Según me cuenta Boone, es el método budista: centrarme en mi realidad, olvidarme de los resultados, confiar en el universo para que las cosas se solucionen. Un budista católico; bueno, parece un oxímoron bastante elocuente, pero es que Boone siempre ha bailado al son de su propia música.

—¿Pis?

Alcé la mirada y vi que mi madre salía a la veranda trasera arrastrando los pies, apoyada en el andador.

—Hola, mamá.

—No quería interrumpirte.

—Tranquila, mamá. Solo estaba escribiendo mi diario.

Se dejó caer en la silla que estaba a mi lado, alargó la mano buena y empezó a acariciarme los dedos.

—He habado con Jane Lee Custer, de Saint Anes —anunció—. Tenen un estudio disponible; me puedo tasladar la semana que vene.
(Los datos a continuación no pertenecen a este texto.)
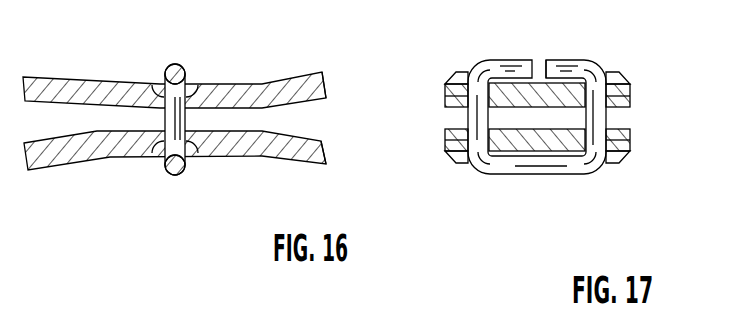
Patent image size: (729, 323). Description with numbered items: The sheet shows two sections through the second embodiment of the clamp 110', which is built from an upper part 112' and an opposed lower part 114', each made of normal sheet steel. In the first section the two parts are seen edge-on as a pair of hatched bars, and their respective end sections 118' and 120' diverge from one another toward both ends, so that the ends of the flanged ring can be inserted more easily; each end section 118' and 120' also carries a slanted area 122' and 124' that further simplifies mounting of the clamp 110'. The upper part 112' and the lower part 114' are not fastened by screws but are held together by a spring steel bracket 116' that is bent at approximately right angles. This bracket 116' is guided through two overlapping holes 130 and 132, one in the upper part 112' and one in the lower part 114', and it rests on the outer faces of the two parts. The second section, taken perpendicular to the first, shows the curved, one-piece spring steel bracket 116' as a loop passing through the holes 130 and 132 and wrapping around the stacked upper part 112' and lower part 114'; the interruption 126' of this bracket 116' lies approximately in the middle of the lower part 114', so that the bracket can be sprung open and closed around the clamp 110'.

In FIG. 16, the clamp 110' is at (235, 113).
In FIG. 17, the clamp 110' is at (534, 119).
In FIG. 16, the upper part 112' is at (384, 156).
In FIG. 16, the lower part 114' is at (384, 88).
In FIG. 16, the spring steel bracket 116' is at (185, 89).
In FIG. 17, the spring steel bracket 116' is at (546, 148).
In FIG. 16, the end section 118' is at (175, 177).
In FIG. 17, the end section 118' is at (520, 177).
In FIG. 16, the end section 120' is at (174, 58).
In FIG. 17, the end section 120' is at (525, 55).
In FIG. 17, the slanted area 122' is at (538, 181).
In FIG. 17, the slanted area 124' is at (549, 46).
In FIG. 17, the interruption 126' is at (555, 39).
In FIG. 16, the hole 130 is at (192, 148).
In FIG. 17, the hole 130 is at (447, 139).
In FIG. 16, the hole 132 is at (147, 82).
In FIG. 17, the hole 132 is at (447, 99).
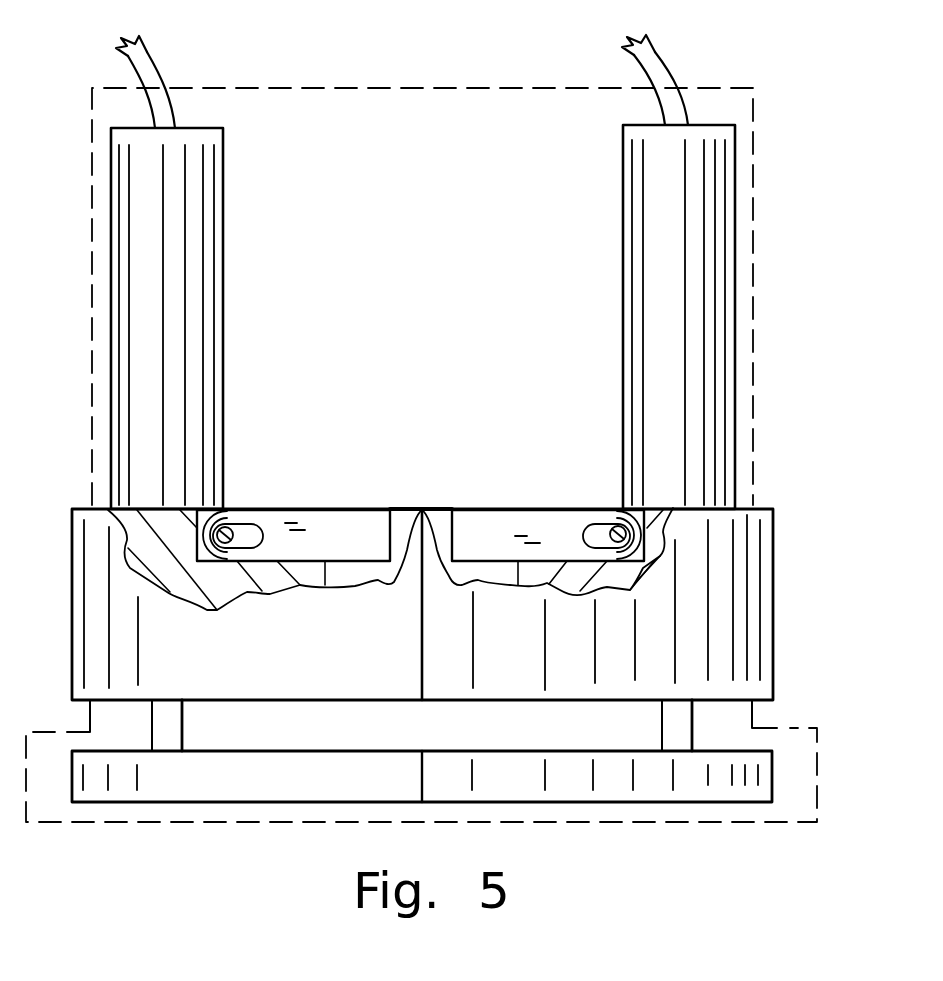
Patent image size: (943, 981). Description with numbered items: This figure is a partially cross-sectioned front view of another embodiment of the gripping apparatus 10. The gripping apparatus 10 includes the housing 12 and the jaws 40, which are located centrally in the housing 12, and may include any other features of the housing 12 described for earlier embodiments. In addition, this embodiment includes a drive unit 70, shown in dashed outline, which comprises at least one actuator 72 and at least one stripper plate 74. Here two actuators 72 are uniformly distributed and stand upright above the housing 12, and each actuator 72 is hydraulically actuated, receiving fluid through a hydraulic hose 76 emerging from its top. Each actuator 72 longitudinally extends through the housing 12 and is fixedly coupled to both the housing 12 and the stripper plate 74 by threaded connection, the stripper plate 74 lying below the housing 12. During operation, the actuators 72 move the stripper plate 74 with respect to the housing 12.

The gripping apparatus 10 is at (772, 50).
The housing 12 is at (773, 508).
The jaws 40 is at (490, 523).
The drive unit 70 is at (752, 127).
The actuator 72 is at (223, 265).
The stripper plate 74 is at (772, 768).
The hydraulic hose 76 is at (155, 70).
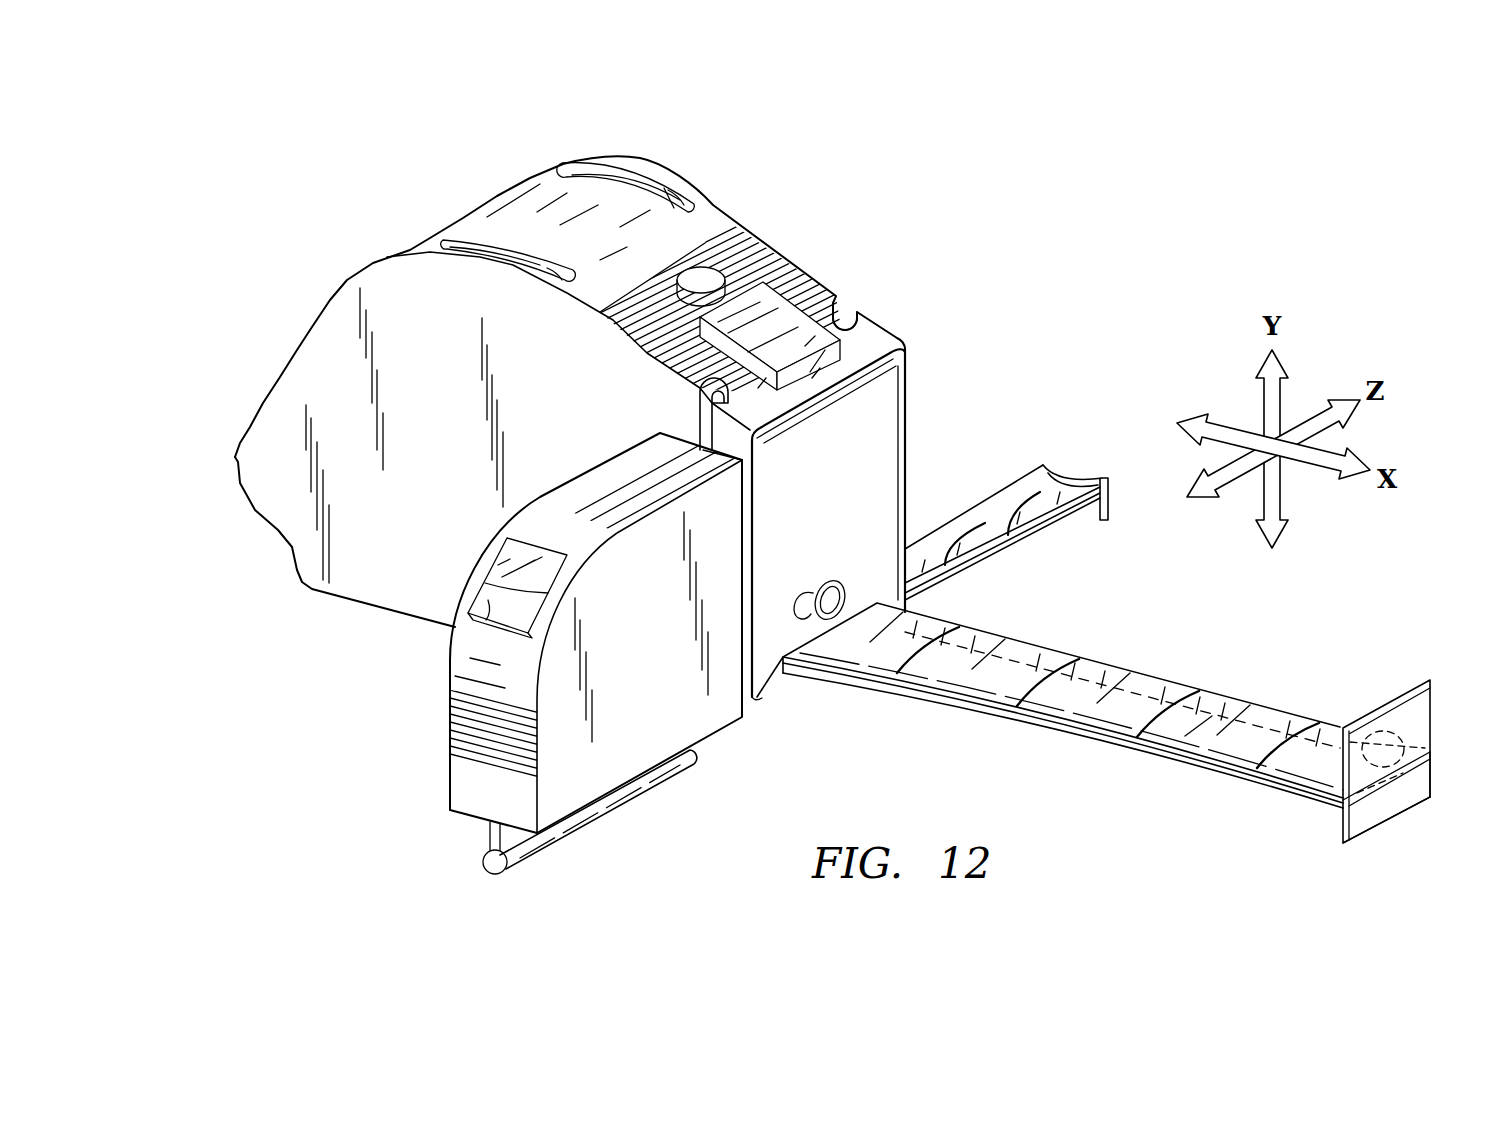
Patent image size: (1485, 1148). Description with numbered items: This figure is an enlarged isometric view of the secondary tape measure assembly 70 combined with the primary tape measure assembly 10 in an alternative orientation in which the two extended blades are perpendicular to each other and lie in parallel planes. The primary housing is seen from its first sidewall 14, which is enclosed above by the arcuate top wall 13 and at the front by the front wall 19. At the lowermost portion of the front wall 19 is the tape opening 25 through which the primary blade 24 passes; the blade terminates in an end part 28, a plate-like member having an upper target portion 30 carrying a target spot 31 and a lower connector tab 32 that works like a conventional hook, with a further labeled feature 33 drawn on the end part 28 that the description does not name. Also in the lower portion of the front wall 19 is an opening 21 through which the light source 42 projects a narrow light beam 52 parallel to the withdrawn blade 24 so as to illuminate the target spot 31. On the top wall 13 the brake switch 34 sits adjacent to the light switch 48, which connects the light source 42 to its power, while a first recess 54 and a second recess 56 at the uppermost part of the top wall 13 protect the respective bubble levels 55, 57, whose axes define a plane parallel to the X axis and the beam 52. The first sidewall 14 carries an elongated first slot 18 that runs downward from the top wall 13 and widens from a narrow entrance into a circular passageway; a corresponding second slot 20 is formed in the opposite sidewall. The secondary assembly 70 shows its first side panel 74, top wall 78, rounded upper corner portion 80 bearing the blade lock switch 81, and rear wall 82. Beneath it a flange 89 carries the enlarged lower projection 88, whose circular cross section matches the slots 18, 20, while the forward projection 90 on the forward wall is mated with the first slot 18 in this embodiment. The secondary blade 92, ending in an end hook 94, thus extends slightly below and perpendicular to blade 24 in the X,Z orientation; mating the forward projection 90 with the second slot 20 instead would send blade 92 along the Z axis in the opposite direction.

The primary tape measure assembly 10 is at (316, 250).
The arcuate top wall 13 is at (580, 222).
The first sidewall 14 is at (414, 342).
The first slot 18 is at (698, 403).
The front wall 19 is at (824, 461).
The second slot 20 is at (848, 316).
The opening 21 is at (797, 610).
The primary blade 24 is at (1140, 697).
The tape opening 25 is at (775, 688).
The end part 28 is at (1340, 710).
The upper target portion 30 is at (1414, 707).
The target spot 31 is at (1363, 762).
The lower connector tab 32 is at (1372, 817).
The hook edge 33 is at (1414, 767).
The brake switch 34 is at (750, 298).
The light source 42 is at (841, 590).
The light switch 48 is at (698, 275).
The light beam 52 is at (1207, 705).
The first recess 54 is at (485, 243).
The bubble level 55 is at (536, 273).
The second recess 56 is at (613, 174).
The bubble level 57 is at (662, 196).
The secondary tape measure assembly 70 is at (425, 692).
The first side panel 74 is at (667, 700).
The top wall 78 is at (592, 483).
The rounded upper corner portion 80 is at (478, 580).
The blade lock switch 81 is at (490, 608).
The rear wall 82 is at (463, 761).
The lower projection 88 is at (586, 822).
The flange 89 is at (484, 864).
The forward projection 90 is at (706, 440).
The secondary blade 92 is at (1010, 499).
The end hook 94 is at (1087, 513).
Puede que tuviera un ligero ataque isquémico transitorio; sus palabras me pasaron zumbando sin que pareciera poder retenerlas.

—¿De qué estás hablando, mamá? ¿Qué quieres decir con eso de trasladarte?

Me contempló con la expresión más tierna que le había visto jamás en la cara. Aun teniéndola destrozada y torcida, nunca había estado tan hermosa.

—No te di Belladonna para que me cuidaras, cariño. Tenes otras cosas que hacer. Cosas impotantes. ¿No te imaginarías que iba a vivir aquí cotigo y esperaría que te ocuparas de mí?

—Pues sí. Creía que te ibas a quedar —comenté—. Creía que se trataba de eso precisamente.

—¿De eso? —Su expresión de ternura pasó a ser de una tristeza indescriptible—. ¿Creíste que te daba Belladonna a cambio de…?

Sacudió la cabeza.

—Era un regalo, cariño. Sempre fue un regalo. No un soborno.